Lo scorso 23 maggio si è sottoposto a una procedura di ablazione con catetere cardiaco per eliminare una forma di aritmia. Clinicamente era guarito, ma dal punto di vista psicologico era ancora condizionato. Non voleva viaggiare, non voleva dormire da solo. E si portava sempre dietro un piccolo elettrocardiogramma. Lo indossava durante gli allenamenti e di notte. Non c’erano ragioni per portarlo. Semplicemente, lo faceva sentire più sicuro. Poi allo Us Open c’è stata la ricaduta. Non ha mai rivelato se è stato un episodio fisico o psicologico: la verità è che si è fermato per sei mesi, ritardando continuamente la data del rientro. A margine del’evento di Los Angeles, ha raccontato di aver trascorso questo periodo a casa, consultandosi con psicologici dello sport e psichiatri, meditando con attenzione sul futuro.
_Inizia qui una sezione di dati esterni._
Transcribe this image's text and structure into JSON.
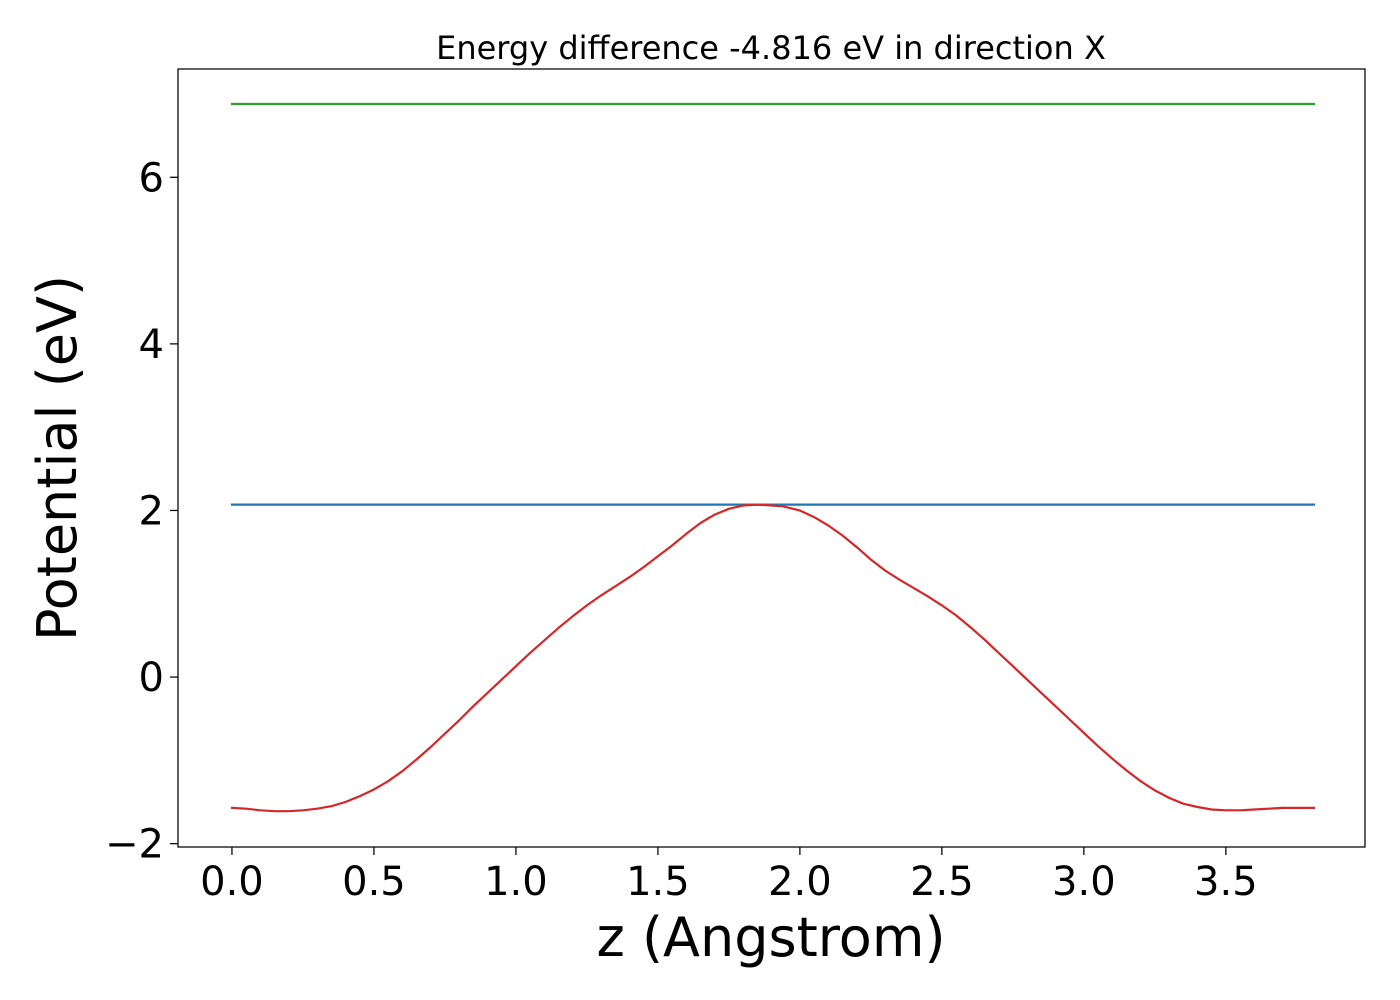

Da aprile, non ha trascorso una sola notte senza la moglie (la bellissima Stacey Gardner) al suo fianco. “Nella mia testa mi sarò ritirato almeno 15 volte – ha detto Fish – nei primi 3-4 mesi dopo lo Us Open, era come se lo fossi”. Poi la fiducia è lentamente tornata, anche se vive ancora tra alti e bassi. Ci sono settimane buone e altre meno buone, con una certezza: gli mancavano il cameratismo tipico del tour e la competizione. Per questo ha deciso di darsi un’altra chance.
 
“Non credo di avere nulla da dimostrare – ha detto – ma sento di avere un po’ di anni davanti a me”. La classifica è ancora buona (oggi è n. 32) e gli permetterà di giocare tutti i grandi tornei, anche se a Miami avrà un’importante cambiale da difendere. A Los Angeles ha giocato un set contro Djokovic: a parte il risultato, si è detto molto soddisfatto della sua prova. “Perdonatemi, ma non mi sento ancora pronto per parlare dei dettagli dei miei problemi. Posso anticiparvi che sono stati un po’ fisici e un po’ psicologici. Di sicuro è stata la prova più dura che ho dovuto affrontare in tutta la mia vita”. In questi mesi, ha condotto un regime di vita molto controllato: non solo ha controllato la salute, ma si è sottoposto a una dieta ferrea. Per lui non era una novità, giacchè qualche anno fa fu proprio una dieta (e oltre 10 kg persi) a fargli fare il definitivo salto di qualità. “Per un mese intero, credo di non aver mai visto le 22”. Anche per questo, il ritorno alle gare gli creerà qualche problema: lo attendono viaggi, sessioni serali e fusi orari. “Sarà la parte più difficile. Non posso sapere come andrà fino a quando non vivrò sul serio queste situazioni”. Fish ha spesso cambiato idea sulla data del rientro. Prima voleva giocare a San Josè, poi a Memphis, adesso ha scelto Indian Wells. “Non mi sentivo così bene da mesi, ma non si può dare nulla per scontato. La paura dell’ignoto è stato uno dei miei problemi, è qualcosa che dovrò combattere. E’ brutto vivere con il disagio che possa succedere qualcosa”. La vicenda è delicata. I prossimi due tornei faranno capire quale può essere il futuro di Fish. Se continuerà ad avere paura, il ritiro può essere preso in considerazione. Mollare a 31 anni, con una moglie bellissima e oltre 7 milioni di dollari nel conto in banca, non sarebbe disonorevole. Roddick, che scoppia di salute, lo ha fatto. Fish, al contrario, vede ancora il tennis come una missione. In bocca al lupo.